For many women around the world, the loss of a partner is magnified by devastating long-term fight for basic rights and dignity in a society where harmful widowhood practices are a norm and most widows are stripped of basic financial rights. YEJIDE GBENGA-OGUNDARE explores how the international commemoration of the International Widows’ Day every June 23 has helped to reduce the socioeconomic and psychological burdens on widows or whether there has been any progress in the fight to stop violation of widows’ rights.
According to statistics, the world has about 258 million widows and one in 10 widows live in extreme poverty because in many communities especially on the African continent, widows are often denied inheritance rights; their properties are grabbed after the death of a partner and they usually face extreme stigma, discrimination and violation under the guise of traditional practices in paying last respect to the dead or proving that the woman did not kill her husband.
Widows are coerced into participating in harmful, degrading and even life-threatening traditional practices as part of burial and mourning rites; widows are forced to drink the water that their husbands’ corpses have been washed in as well as shaving of the hair and scarification.
According to the United Nations, at least 1.36 million of the approximately 258 million widows globally are child widows, but the true number is likely higher due to under-reporting. It is said that globally, women are much less likely to have access to old age pensions than men, and as a result, the death of a spouse can lead to destitution for older women.
Indeed, the lives of many women starts coming to an end with the death of their spouse as they suddenly face a 360 degrees negative turnaround amidst great economic burden, rights violation and psychological weight of losing a loved one especially when children are involved.
A 2015 study published in the Journal of Development Studies used data from the World Health Organisation’s Survey of Global Ageing and Adult Health to examine deprivation among widows. The study found that widows were deprived in several areas in the countries they studied. However, levels and patterns of deprivation varied significantly. The authors said the findings challenged “generalised claims about widowhood” and called for “more contextualised analysis.”
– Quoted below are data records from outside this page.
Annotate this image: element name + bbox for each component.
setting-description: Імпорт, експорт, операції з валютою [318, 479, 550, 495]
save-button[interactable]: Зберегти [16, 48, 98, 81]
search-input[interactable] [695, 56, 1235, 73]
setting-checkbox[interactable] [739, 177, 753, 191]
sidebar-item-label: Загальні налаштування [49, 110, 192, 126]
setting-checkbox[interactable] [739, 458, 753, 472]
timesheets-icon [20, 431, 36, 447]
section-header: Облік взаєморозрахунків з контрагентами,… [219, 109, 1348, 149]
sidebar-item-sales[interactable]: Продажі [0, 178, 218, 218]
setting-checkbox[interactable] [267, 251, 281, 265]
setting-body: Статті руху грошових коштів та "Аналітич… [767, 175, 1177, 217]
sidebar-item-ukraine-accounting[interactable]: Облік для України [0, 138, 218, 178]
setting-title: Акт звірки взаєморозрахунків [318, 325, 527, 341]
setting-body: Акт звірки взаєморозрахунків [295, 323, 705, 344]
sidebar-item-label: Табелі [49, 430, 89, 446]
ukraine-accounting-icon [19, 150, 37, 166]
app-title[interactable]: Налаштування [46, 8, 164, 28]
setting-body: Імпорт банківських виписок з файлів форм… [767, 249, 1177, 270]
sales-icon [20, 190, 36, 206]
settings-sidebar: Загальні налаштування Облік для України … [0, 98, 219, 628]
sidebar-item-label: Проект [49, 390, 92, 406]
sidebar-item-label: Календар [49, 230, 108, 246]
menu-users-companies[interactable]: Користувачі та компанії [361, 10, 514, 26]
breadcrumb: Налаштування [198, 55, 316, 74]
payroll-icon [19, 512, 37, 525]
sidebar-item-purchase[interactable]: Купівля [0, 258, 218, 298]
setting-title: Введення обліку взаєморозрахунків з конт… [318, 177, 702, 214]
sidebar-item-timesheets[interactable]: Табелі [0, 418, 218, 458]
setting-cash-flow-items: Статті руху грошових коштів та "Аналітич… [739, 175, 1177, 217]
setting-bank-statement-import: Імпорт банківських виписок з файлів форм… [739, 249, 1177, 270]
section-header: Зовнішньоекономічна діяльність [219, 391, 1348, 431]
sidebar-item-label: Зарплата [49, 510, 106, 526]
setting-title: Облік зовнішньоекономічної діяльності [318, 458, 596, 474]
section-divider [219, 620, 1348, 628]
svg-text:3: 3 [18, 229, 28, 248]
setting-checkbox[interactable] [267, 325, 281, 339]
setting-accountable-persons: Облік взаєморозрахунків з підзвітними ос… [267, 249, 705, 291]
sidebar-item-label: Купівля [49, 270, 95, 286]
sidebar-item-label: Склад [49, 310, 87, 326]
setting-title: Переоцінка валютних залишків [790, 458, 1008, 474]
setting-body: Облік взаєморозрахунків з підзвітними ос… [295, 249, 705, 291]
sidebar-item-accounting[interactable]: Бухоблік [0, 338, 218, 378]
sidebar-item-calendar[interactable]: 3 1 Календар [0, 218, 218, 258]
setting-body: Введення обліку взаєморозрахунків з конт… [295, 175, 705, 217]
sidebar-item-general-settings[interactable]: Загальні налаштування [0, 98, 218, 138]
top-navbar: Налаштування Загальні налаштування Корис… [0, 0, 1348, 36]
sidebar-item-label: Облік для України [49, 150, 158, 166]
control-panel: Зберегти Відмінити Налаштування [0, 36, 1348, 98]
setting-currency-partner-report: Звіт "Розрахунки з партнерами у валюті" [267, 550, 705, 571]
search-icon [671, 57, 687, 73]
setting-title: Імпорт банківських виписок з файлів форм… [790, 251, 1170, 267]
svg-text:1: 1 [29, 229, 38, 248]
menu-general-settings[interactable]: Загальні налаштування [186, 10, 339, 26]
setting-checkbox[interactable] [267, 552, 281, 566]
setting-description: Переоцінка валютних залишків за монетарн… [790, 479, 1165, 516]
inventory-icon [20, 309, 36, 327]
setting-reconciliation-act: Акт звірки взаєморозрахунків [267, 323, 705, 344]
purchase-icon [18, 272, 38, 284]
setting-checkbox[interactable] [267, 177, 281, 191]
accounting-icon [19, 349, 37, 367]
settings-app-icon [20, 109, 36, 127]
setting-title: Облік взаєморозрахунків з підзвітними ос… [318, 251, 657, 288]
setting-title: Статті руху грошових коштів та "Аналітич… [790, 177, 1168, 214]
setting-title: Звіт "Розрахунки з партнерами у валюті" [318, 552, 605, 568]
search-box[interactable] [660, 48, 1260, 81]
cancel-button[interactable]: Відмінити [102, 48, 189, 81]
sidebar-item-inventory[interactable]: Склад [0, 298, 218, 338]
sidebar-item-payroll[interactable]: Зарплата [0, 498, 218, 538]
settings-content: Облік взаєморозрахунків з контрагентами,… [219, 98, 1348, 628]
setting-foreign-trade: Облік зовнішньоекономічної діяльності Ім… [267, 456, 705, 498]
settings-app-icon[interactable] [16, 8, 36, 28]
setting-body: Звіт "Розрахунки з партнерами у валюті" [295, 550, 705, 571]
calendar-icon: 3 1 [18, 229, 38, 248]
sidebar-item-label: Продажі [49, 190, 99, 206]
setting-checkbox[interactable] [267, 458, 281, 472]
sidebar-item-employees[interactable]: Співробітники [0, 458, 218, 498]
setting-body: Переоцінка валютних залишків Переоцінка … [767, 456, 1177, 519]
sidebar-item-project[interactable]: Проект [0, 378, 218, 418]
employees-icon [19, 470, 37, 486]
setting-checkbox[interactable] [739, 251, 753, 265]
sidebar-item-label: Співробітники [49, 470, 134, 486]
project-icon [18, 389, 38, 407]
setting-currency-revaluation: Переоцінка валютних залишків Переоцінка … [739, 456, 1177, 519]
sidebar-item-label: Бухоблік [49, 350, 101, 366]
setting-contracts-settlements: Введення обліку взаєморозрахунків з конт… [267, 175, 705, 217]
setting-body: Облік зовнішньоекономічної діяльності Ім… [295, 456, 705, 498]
Widows in many countries lack legal rights. According to the World Bank’s report ‘Women, business and the law 2023’, 76 of 190 countries studied restrict a woman’s property rights. Currently, 43 economies do not grant equal inheritance rights to male and female surviving spouses.
In 2018, the Violence Against Women and Girls (VAWG) Helpdesk, an agency funded by the then Department for International Development, produced a review of the evidence available on harmful cultural practices affecting widows. It identified a number of such practices, such as widows being forced to marry surviving members of their spouse’s family, being raped and being accused of witchcraft. However, the VAWG Helpdesk noted that, while there was small-scale qualitative research available on these practices, there was limited data on their prevalence.
This is why the United Nations declared the International Day of Widows officially on December 21, 2010 by passing a resolution called “In Support of Widows and Their Children”. The history of International Widows Day has its roots from the Loomba Foundation located in the United Kingdom which is a charitable trust founded by Lord Raj Loomba which works on an international level for empowerment of widows.
The day was set aside to make governments across the world to take steps to empower widows to achieve economic independence in the face of continuing discrimination and prejudice affecting their opportunities and life chances as well as those of their dependents.
The Loomba Foundation initiated the International Widows’ Day in 2005 though the plight of widows worldwide has been the foundation’s focus since it was established in 1997 and the observance falls on June 23 because Loomba’s mother became a widow on that date in 1954.
The day is important as it brings about awareness among the public the problems that widows face all over the world and it is a time to reflect on the progress that has been made, and to celebrate acts of courage and determination by ordinary women while drawing attention of the people to take action and provide full rights and recognition for widows.
It also strives to break the traditional stigma that widows are outcastes, rejects the idea that widows bring misfortune and creates the awareness against the stigma that widows are a waste of society or are a burden on national wealth.
But while a lot of awareness has been made, there is little difference in impact because many widows still suffer a lot when their spouses die; in addition to losing their lover and usually breadwinner, they lose homes, properties and even finances as the man’s family takes away everything and even lock them out of homes during the grieving period.
These grievous acts of violation of widow’s rights is enabled by culture and defies education as many perpetrators are highly educated and exposed but still engage in such harmful practices against widows. Widows remain victims of physical and mental violence relating to inheritance disputes and are coerced into participating in harmful traditional practices as part of burial and mourning rites even when it is detrimental to their health.
And as the world marks another International Widow’s Day, it is another opportunity for action towards achieving full rights and recognition for widows by providing them with information on access to a fair share of their inheritance, land and productive resources; pensions and social protection that are not based on marital status alone; decent work and equal pay; and education and training opportunities.
It is also another opportunity to further call on governments to take action to uphold their commitments to ensure the rights of widows as enshrined in international law, including the Convention on the Elimination of All Forms of Discrimination Against Women and the Convention on the Rights of the Child as it has been proved that in cases when national laws exist to protect the rights of widows, weaknesses in the judicial systems of many states compromise how widows’ rights are defended in practice and should be addressed.